In a two-hour-long, admittedly somewhat rambling speech at CPAC Saturday afternoon, President Trump managed to garner the ire of liberals everywhere with one simple line about the dangerous journey many Central American women make to come to the United States illegally.
“Mothers who love their daughters give them massive amounts of birth control pills, because they know their daughters are going to be raped on the way up to our southern border,” Trump said. “Think of that. Think of how evil that is.”
Immediately, leftist Twitter lit up with outrage. Liberal journalists sharpened their pens for a bevy of op-eds as pundits heated up their mikes to take issue with Trump’s claim, all accusing the president of lying and spreading fake news about the illegal immigrant community.
ESPN’s resident Trump-basher Jemele Hill tweeted, “If you’re the type of person who believes this, you are dumb and awful.”
From author Molly Jong-Fast: “I wonder what movie Trump is getting this from.”
There’s just one problem: according to border agents who actually deal with this problem on the front lines, as well as countless illegal aliens' first-hand testimonies, Trump’s right.
One 2017 report – from NPR, no less – told the story of a 43-year-old woman who was advised to get a birth control injection to keep from getting pregnant if she was raped on the journey to America.
A 2018 article from the Guardian detailed how a Catholic priest working on the Mexican side of the border began going against his own faith’s anti-contraception dictates by helping immigrant women get birth control because of how commonly they were being raped in the quest to get to America.
“It is the lesser of two evils,” Father Prisciliano Perez told The Guardian. “Since she cannot prevent violation, she protects herself so that she won’t get pregnant.”
In 2014, the Daily Mail estimated that as many as six in 10 illegal alien women are sexually violated while coming to the U.S. unlawfully.
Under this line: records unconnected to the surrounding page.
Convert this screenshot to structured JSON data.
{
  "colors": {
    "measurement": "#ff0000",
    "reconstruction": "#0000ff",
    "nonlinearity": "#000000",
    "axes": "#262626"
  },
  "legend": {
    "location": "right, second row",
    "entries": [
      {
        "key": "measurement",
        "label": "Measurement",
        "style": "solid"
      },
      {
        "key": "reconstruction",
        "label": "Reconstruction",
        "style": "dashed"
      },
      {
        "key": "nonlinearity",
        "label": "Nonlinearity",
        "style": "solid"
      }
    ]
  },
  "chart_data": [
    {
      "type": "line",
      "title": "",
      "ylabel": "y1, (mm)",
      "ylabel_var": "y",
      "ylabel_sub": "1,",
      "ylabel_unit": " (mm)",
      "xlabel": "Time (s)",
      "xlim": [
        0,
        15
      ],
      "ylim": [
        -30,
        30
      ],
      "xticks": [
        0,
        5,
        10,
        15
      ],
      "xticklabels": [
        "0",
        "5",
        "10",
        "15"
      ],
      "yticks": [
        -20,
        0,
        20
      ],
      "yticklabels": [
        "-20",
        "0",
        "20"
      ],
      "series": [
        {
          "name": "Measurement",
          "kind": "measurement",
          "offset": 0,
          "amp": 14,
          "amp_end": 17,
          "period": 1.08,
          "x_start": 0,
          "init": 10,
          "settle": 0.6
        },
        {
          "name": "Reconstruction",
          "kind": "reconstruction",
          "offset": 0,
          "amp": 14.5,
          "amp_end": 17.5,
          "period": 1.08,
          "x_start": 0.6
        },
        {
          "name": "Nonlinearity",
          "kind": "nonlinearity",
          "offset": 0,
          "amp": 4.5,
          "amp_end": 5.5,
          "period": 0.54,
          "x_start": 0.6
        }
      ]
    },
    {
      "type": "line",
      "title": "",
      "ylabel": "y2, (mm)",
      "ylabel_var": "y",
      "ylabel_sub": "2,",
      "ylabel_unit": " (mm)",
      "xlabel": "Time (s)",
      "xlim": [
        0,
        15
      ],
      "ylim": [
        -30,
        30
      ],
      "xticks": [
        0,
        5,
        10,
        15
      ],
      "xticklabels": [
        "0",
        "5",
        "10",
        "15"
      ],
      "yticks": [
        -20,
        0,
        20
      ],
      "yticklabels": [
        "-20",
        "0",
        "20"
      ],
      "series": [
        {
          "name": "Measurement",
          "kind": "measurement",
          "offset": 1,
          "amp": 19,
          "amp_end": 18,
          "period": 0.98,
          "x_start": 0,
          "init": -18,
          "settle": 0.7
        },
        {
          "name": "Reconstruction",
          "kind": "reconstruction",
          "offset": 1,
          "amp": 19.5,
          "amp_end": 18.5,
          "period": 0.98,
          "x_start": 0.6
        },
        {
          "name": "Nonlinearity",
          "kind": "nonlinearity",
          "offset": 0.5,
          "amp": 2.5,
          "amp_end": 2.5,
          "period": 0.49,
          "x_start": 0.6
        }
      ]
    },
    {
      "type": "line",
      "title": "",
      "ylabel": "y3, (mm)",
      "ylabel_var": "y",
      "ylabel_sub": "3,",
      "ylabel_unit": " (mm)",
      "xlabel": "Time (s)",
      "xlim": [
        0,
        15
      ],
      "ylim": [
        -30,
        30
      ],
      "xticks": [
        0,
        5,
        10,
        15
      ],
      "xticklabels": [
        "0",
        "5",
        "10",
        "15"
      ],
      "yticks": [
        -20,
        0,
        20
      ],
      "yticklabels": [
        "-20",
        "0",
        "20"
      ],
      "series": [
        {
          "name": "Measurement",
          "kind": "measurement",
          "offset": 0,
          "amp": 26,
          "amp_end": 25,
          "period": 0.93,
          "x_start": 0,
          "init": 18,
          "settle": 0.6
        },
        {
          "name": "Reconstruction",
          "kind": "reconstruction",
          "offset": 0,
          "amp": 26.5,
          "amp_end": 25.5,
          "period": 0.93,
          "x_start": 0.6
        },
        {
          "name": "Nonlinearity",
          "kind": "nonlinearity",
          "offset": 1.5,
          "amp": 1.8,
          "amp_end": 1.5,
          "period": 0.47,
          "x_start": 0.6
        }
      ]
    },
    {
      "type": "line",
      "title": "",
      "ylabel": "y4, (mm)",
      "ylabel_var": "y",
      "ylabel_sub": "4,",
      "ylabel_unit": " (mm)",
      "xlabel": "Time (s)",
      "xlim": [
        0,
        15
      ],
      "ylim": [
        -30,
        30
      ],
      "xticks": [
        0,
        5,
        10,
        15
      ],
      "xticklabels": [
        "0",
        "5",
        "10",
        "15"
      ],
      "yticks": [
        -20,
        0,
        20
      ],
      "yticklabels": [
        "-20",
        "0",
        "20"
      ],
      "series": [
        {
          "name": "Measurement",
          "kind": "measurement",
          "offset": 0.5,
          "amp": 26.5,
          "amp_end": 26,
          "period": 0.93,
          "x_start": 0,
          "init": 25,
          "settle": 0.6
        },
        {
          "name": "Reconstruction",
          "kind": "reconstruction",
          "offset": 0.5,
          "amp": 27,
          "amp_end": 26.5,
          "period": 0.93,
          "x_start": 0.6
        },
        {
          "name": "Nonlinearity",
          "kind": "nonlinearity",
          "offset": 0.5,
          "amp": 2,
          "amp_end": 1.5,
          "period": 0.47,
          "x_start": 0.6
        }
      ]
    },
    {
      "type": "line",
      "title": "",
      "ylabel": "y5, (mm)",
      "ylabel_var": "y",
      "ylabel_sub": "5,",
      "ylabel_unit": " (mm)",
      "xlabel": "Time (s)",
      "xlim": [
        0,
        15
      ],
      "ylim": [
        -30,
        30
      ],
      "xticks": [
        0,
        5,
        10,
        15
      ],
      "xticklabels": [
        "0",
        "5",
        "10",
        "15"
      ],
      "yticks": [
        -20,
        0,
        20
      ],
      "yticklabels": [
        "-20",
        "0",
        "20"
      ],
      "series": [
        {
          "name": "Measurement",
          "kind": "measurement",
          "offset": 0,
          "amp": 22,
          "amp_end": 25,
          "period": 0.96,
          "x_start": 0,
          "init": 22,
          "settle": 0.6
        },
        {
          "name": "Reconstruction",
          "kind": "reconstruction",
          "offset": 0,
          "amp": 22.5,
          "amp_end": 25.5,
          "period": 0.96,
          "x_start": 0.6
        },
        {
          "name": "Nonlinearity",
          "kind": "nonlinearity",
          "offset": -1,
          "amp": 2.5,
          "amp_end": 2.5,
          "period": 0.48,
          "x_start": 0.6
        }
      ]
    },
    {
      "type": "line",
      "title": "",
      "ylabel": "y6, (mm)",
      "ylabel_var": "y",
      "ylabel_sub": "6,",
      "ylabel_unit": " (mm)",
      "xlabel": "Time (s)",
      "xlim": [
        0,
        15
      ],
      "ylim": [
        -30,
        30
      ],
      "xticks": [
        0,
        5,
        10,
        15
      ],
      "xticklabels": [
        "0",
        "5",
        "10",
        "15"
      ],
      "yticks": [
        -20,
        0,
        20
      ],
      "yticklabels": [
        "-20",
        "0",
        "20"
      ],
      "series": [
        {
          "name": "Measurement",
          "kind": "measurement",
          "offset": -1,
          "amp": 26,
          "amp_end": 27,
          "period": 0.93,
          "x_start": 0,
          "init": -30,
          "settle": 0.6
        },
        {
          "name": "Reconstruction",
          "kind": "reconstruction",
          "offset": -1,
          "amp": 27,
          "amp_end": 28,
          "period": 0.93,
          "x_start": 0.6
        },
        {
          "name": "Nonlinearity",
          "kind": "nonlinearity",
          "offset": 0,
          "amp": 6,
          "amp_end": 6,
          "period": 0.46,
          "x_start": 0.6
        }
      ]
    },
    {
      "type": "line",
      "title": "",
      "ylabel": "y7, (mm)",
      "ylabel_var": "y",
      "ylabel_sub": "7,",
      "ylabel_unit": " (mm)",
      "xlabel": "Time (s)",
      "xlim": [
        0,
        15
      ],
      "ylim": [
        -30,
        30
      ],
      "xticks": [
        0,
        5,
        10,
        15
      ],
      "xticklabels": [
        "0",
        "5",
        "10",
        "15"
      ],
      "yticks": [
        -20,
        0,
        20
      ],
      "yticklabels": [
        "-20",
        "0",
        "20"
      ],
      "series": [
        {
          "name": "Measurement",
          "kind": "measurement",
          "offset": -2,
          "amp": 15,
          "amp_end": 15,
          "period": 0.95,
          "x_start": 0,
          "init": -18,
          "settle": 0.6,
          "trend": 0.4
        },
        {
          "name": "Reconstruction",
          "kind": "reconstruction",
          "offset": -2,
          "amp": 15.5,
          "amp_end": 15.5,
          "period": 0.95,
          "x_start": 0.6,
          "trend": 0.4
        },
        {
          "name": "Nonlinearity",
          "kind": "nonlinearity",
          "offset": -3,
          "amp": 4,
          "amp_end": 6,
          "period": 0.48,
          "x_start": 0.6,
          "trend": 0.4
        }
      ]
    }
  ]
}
A HuffPo piece put that number at closer to 80 percent, based on an independent Fusion study.
That same year, PBS ran a story on just how common rape is for women seeking to make the trip. From that story:
“What can I do in case I’m raped, and I don’t want to get pregnant?” Peña repeated in Spanish from behind the counter. “What can I use?”
Peña recommends an injection for 48 pesos, or less than $4, that protects women from pregnancy for a month. In Mexico, women can buy these products without a prescription.
Just last year, CBS Los Angeles quoted U.S. Customs and Border Patrol agentChris Cabrera as saying, “When you see a 12-year-old girl with a Plan B pill or her parents put her on birth control because they know getting violated is part of the journey, that’s a terrible way to live,” echoing Trump’s CPAC statement almost verbatim.
It’s been well documented that sexual violence, sometimes leading to unwanted pregnancies, is a common side effect of an open-borders policy that encourages Central American migrants, including young women and girls, to place their lives and safety in the hands of human smugglers and make the dangerous journey to the United States.
Then again, it’s also been well documented that the left would rather bash Trump than actually address the serious problems brought on by their own ill-conceived policies that promote human suffering and desperation.